Zadie Smith's White Teeth is a classic international bestseller and an unforgettable portrait of London One of the most talked about fictional debuts ever, White Teeth is a funny, generous, big-hearted novel, adored by critics and readers alike. Dealing - among many other things - with friendship, love, war, three cultures and three families over three generations, one brown mouse, and the tricky way the past has of coming back and biting you on the ankle, it is a life-affirming, riotous must-read of a book. 'Funny, clever ... and a rollicking good read' Independent 'An astonishingly assured début, funny and serious ... I was delighted' Salman Rushdie 'The almost preposterous talent was clear from the first pages' Julian Barnes, Guardian 'Quirky, sassy and wise ... a big, splashy, populous production reminiscent of books by Dickens and Salman Rushdie ... demonstrates both an instinctive storytelling talent and a fully fashioned voice that's street-smart and learned, sassy and philosophical all at the same time' New York Times 'Smith writes like an old hand, and, sometimes, like a dream' New Yorker 'Outstanding ... A strikingly clever and funny book with a passion for ideas, for language and for the rich tragic-comedy of life' Sunday Telegraph 'Do believe the hype' The Times 'Relentlessly funny ... idiosyncratic, and deeply felt' Guardian

Editorial Review

Epic in scale and intimate in approach, White Teeth is a formidably ambitious debut. First novelist Zadie Smith takes on race, sex, class, history, and the minefield of gender politics, and such is her wit and inventiveness that these weighty subjects seem effortlessly light. She also has an impressive geographical range, guiding the reader from Jamaica to Turkey to Bangladesh and back again.

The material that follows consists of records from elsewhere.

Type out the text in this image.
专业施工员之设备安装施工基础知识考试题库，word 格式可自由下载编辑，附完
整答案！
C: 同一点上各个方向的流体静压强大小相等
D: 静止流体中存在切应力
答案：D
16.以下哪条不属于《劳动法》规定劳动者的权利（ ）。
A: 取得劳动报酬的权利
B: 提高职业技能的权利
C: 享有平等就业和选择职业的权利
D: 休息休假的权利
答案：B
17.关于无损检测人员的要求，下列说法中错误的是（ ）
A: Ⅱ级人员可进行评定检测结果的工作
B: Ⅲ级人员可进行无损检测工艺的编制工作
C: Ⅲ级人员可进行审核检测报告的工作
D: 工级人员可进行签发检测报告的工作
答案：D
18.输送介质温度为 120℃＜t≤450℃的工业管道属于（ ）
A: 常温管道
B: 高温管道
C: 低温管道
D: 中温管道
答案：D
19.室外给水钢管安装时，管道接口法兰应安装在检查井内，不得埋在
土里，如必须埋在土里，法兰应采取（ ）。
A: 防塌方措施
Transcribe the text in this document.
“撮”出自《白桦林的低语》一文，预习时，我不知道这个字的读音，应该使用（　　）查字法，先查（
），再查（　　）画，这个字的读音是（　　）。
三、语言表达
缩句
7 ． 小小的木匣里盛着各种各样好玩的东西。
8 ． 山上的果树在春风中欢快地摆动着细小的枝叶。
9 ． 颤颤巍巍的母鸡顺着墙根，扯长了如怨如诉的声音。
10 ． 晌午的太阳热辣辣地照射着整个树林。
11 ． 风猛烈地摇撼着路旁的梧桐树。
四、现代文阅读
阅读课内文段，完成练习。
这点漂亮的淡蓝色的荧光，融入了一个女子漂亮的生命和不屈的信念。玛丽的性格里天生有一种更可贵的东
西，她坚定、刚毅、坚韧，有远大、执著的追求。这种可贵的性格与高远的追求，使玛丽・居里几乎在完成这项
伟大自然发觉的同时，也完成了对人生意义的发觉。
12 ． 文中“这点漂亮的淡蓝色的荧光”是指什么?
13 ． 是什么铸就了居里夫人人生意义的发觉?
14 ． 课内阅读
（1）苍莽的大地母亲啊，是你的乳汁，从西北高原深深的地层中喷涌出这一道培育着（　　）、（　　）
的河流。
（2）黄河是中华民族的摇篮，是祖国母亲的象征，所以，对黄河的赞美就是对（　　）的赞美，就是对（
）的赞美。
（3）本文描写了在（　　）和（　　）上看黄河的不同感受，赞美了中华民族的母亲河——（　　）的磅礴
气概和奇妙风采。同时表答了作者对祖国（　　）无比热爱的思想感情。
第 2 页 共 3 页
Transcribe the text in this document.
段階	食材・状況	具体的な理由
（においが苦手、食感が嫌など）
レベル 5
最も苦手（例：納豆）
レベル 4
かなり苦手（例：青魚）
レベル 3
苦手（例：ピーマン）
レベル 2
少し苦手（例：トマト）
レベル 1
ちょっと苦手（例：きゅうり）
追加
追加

Still, the book's home base is a scrubby North London borough, where we encounter Smith's unlikely heroes: prevaricating Archie Jones and intemperate Samad Iqbal, who served together in the so-called Buggered Battalion during World War II. In the ensuing decades, both have gone forth and multiplied: Archie marries beautiful, bucktoothed Clara--who's on the run from her Jehovah's Witness mother--and fathers a daughter. Samad marries stroppy Alsana, who gives birth to twin sons. Here is multiculturalism in its most elemental form: "Children with first and last names on a direct collision course. Names that secrete within them mass exodus, cramped boats and planes, cold arrivals, medical checks."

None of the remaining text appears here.